La terza ondata è quella del multiculturalismo, che confina il Logos greco nell’ambito delle inculturazioni possibili e contingenti del messaggio di Cristo. Se i cristiani, sembra dire Papa Ratzinger, accettano la limitazione autodecretata della ragione, quale teorizzata in Kant, allora lo spazio della fede resta fuori dalla ragione.
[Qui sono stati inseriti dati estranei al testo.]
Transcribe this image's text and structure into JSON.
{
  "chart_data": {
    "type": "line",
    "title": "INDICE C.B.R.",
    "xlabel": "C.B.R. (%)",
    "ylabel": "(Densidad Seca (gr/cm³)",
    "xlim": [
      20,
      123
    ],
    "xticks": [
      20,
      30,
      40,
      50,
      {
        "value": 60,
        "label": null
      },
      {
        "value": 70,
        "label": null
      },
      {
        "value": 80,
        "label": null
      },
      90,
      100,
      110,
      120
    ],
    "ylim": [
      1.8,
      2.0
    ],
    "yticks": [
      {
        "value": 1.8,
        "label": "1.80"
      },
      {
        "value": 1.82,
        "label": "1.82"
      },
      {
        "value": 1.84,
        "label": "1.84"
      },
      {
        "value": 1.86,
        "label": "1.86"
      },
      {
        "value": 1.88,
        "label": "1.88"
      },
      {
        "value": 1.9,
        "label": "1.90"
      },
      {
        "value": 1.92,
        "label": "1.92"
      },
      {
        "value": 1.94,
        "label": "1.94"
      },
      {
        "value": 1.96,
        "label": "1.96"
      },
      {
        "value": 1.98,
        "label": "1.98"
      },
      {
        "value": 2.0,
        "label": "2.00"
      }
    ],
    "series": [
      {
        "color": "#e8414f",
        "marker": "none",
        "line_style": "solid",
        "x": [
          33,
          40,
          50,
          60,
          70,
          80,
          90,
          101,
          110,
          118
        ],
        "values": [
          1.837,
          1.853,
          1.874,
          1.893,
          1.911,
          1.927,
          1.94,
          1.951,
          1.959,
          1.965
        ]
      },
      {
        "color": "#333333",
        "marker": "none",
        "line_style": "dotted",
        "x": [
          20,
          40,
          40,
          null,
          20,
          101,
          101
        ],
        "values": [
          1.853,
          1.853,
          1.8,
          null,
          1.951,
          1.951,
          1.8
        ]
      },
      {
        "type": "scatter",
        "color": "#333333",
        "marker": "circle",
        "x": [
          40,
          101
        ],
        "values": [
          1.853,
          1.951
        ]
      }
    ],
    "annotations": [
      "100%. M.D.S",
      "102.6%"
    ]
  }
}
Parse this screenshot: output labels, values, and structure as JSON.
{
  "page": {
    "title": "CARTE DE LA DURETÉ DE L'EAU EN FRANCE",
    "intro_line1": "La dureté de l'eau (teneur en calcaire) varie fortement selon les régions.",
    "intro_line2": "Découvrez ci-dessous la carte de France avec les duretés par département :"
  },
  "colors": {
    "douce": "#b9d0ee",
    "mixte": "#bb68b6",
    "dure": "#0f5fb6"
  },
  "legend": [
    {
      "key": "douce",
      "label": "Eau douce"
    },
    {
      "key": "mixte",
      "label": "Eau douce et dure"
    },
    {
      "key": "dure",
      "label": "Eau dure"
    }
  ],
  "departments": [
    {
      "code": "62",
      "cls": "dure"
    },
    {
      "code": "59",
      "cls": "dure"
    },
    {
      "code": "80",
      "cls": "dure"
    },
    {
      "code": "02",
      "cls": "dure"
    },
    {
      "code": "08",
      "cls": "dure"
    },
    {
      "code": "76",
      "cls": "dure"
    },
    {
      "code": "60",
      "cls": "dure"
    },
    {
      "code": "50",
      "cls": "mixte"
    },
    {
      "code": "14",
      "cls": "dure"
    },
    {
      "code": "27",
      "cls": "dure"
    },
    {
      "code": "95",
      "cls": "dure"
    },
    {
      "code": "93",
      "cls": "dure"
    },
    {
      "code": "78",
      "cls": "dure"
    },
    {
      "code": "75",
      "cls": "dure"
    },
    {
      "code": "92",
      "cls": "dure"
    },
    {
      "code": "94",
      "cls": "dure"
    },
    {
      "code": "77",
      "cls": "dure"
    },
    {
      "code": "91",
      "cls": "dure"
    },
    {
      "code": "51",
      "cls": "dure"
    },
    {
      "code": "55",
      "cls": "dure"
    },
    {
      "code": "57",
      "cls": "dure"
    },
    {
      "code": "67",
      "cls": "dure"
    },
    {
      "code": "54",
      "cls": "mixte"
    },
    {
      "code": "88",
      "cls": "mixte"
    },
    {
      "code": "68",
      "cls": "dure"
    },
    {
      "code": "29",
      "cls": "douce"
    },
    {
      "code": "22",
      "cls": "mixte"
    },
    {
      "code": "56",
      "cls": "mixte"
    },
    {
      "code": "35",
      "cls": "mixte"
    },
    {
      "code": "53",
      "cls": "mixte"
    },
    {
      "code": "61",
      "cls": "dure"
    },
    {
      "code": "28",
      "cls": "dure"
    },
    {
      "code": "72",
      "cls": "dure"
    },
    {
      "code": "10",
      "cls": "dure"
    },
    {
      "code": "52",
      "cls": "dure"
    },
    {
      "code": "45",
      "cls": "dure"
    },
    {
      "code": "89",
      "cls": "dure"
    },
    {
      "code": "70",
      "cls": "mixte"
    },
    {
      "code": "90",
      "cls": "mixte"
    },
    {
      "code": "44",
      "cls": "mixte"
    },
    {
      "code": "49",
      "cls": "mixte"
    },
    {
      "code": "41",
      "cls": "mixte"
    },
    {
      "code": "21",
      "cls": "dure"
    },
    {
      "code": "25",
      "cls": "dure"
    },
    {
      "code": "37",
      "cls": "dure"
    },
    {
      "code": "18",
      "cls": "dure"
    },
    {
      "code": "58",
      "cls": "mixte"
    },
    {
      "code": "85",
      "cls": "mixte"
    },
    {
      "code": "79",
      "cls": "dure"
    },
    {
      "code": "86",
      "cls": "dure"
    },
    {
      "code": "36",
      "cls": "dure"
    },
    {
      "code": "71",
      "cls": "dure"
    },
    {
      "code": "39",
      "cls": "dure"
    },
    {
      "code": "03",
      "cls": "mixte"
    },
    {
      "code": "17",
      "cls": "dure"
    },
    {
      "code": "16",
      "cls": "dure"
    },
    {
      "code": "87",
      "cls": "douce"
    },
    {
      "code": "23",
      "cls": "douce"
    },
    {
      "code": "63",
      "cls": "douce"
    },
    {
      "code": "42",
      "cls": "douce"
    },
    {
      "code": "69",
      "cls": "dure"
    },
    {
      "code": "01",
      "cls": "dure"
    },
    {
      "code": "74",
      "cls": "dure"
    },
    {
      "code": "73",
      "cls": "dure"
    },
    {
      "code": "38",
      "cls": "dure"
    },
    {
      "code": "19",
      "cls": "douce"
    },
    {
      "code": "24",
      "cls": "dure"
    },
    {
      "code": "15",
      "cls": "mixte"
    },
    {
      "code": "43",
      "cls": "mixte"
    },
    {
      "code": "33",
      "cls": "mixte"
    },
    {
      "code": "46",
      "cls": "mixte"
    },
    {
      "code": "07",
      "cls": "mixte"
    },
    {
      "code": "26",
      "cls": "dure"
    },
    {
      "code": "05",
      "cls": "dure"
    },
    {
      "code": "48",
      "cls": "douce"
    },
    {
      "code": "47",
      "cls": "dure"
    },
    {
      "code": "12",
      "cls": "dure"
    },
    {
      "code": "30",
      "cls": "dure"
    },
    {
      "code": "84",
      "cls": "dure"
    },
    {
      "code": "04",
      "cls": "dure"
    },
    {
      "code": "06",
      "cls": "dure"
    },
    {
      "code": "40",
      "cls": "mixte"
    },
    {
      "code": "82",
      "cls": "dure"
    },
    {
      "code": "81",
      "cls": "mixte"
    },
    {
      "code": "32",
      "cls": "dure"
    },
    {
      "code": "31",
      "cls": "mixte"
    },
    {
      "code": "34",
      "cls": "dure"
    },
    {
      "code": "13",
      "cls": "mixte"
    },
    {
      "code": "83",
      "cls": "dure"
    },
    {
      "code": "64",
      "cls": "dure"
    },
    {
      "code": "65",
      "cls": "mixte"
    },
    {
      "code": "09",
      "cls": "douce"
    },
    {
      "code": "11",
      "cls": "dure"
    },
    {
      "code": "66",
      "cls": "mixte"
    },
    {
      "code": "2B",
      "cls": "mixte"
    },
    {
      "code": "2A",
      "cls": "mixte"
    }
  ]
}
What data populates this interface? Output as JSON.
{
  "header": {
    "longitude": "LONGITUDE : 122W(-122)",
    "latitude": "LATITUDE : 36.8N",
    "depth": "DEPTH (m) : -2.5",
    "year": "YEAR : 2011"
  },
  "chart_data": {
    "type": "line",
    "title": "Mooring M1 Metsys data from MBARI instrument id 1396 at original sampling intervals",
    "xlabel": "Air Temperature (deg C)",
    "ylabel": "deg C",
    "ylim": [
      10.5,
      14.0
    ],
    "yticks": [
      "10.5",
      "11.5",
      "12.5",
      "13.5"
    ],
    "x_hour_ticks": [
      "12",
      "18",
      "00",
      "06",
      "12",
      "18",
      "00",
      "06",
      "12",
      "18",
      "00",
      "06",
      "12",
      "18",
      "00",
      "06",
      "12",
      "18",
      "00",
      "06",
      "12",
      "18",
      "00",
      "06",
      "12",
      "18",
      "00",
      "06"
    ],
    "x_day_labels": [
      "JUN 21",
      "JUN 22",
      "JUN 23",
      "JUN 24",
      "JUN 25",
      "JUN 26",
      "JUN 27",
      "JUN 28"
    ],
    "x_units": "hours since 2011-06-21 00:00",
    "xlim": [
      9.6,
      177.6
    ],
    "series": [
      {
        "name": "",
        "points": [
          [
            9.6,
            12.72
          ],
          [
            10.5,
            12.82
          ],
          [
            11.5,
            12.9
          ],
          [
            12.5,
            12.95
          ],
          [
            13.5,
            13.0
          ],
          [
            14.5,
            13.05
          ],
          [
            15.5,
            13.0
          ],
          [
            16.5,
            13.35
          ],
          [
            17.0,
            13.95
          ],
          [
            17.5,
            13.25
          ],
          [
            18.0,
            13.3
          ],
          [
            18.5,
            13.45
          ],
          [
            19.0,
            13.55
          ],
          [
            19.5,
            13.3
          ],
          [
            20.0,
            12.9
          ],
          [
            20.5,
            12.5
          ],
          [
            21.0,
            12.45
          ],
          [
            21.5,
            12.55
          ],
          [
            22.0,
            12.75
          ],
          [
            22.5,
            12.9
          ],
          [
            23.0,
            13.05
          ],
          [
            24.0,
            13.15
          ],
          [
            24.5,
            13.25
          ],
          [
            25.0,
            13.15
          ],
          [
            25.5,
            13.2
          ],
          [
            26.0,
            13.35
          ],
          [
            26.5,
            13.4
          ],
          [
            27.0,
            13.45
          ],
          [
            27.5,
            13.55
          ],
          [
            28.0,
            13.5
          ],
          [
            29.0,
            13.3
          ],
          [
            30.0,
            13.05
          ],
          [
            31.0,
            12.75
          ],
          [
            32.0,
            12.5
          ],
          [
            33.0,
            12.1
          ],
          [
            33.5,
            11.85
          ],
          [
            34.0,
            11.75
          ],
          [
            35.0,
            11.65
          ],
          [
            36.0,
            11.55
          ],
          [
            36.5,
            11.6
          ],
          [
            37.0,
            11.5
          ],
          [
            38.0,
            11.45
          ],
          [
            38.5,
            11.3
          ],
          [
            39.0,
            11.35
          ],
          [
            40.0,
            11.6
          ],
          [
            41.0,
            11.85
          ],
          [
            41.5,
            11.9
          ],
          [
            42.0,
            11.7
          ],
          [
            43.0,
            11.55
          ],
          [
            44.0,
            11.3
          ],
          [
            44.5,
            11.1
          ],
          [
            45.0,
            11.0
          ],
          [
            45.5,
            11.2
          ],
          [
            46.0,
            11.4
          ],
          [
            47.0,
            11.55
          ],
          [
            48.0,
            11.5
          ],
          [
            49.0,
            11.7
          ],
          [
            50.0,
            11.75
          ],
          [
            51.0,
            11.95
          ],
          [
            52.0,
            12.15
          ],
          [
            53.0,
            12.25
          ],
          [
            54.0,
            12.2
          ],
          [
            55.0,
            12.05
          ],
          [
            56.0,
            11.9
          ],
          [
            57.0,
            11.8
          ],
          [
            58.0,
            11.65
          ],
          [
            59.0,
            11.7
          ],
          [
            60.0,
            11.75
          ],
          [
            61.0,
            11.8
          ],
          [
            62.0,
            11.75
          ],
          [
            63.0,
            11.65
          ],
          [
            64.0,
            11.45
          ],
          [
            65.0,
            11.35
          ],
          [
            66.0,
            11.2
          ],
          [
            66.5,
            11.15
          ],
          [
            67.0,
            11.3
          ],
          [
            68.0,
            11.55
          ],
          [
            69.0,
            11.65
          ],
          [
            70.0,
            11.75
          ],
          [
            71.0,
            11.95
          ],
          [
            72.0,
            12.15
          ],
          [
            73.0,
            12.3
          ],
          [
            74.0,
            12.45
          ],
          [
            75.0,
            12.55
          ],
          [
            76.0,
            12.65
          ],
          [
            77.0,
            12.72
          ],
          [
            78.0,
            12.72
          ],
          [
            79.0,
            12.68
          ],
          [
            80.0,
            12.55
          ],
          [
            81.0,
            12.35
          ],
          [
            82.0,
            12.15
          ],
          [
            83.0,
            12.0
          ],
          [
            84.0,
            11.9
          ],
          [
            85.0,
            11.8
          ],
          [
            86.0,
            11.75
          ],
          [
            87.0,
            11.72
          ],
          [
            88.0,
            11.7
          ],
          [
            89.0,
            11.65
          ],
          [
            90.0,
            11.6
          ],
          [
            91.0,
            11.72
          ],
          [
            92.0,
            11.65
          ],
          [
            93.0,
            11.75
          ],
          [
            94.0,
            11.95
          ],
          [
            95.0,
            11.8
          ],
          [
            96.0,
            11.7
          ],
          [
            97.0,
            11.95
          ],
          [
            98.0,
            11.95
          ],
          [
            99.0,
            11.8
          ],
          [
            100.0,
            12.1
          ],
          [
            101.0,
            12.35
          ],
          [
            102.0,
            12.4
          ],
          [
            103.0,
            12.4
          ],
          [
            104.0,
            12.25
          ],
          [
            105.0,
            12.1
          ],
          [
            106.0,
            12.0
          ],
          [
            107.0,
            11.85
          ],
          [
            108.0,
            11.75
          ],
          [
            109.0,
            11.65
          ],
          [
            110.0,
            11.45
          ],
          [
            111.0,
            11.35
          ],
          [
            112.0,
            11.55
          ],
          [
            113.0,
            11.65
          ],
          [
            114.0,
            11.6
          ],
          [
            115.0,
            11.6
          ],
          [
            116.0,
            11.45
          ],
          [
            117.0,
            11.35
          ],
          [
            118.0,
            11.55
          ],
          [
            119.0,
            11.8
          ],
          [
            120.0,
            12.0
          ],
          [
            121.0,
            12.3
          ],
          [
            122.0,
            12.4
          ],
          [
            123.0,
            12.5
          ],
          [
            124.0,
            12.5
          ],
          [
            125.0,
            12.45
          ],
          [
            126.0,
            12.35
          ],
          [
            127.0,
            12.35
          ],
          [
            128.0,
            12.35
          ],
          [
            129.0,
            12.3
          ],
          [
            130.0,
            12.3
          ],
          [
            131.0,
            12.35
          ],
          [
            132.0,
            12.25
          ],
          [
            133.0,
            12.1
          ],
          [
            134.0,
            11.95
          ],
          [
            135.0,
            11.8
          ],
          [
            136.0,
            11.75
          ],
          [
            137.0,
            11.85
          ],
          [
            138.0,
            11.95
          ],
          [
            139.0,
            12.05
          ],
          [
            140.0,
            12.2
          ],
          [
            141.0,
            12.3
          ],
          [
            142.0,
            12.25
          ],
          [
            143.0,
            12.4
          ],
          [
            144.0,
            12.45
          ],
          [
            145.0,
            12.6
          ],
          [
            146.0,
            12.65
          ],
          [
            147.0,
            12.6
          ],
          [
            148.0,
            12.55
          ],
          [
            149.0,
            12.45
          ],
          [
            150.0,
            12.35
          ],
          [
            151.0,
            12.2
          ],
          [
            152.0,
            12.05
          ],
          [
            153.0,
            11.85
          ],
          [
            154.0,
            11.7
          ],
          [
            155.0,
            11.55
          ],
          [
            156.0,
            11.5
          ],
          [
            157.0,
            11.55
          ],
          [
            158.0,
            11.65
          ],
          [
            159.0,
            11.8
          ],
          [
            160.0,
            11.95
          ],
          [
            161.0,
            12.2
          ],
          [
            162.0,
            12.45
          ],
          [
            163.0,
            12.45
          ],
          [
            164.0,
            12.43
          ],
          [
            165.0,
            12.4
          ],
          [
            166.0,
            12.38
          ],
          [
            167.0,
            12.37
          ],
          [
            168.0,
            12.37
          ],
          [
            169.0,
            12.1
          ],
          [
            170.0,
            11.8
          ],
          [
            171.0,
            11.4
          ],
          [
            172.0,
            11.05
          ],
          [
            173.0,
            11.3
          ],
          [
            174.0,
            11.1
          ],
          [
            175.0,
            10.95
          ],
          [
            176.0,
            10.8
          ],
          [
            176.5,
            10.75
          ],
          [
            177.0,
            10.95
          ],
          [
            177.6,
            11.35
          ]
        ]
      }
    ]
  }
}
E la religione diviene una sorta di “platonismo per il popolo”, come aveva sentenziato Friedrich Nietzsche.

Così tanto la ragione quanto la religione sono rispettivamente esposte alle patologie pericolose dell’escatologia dell’imminente delle  varie forme di messianismo laico e del fondamentalismo. Se, viceversa, la ragione conserva la sua ampiezza di orizzonti e, insieme, la consapevolezza della propria finitudine, allora il crocevia di Sant’Anselmo  può tornare ad essere frequentato.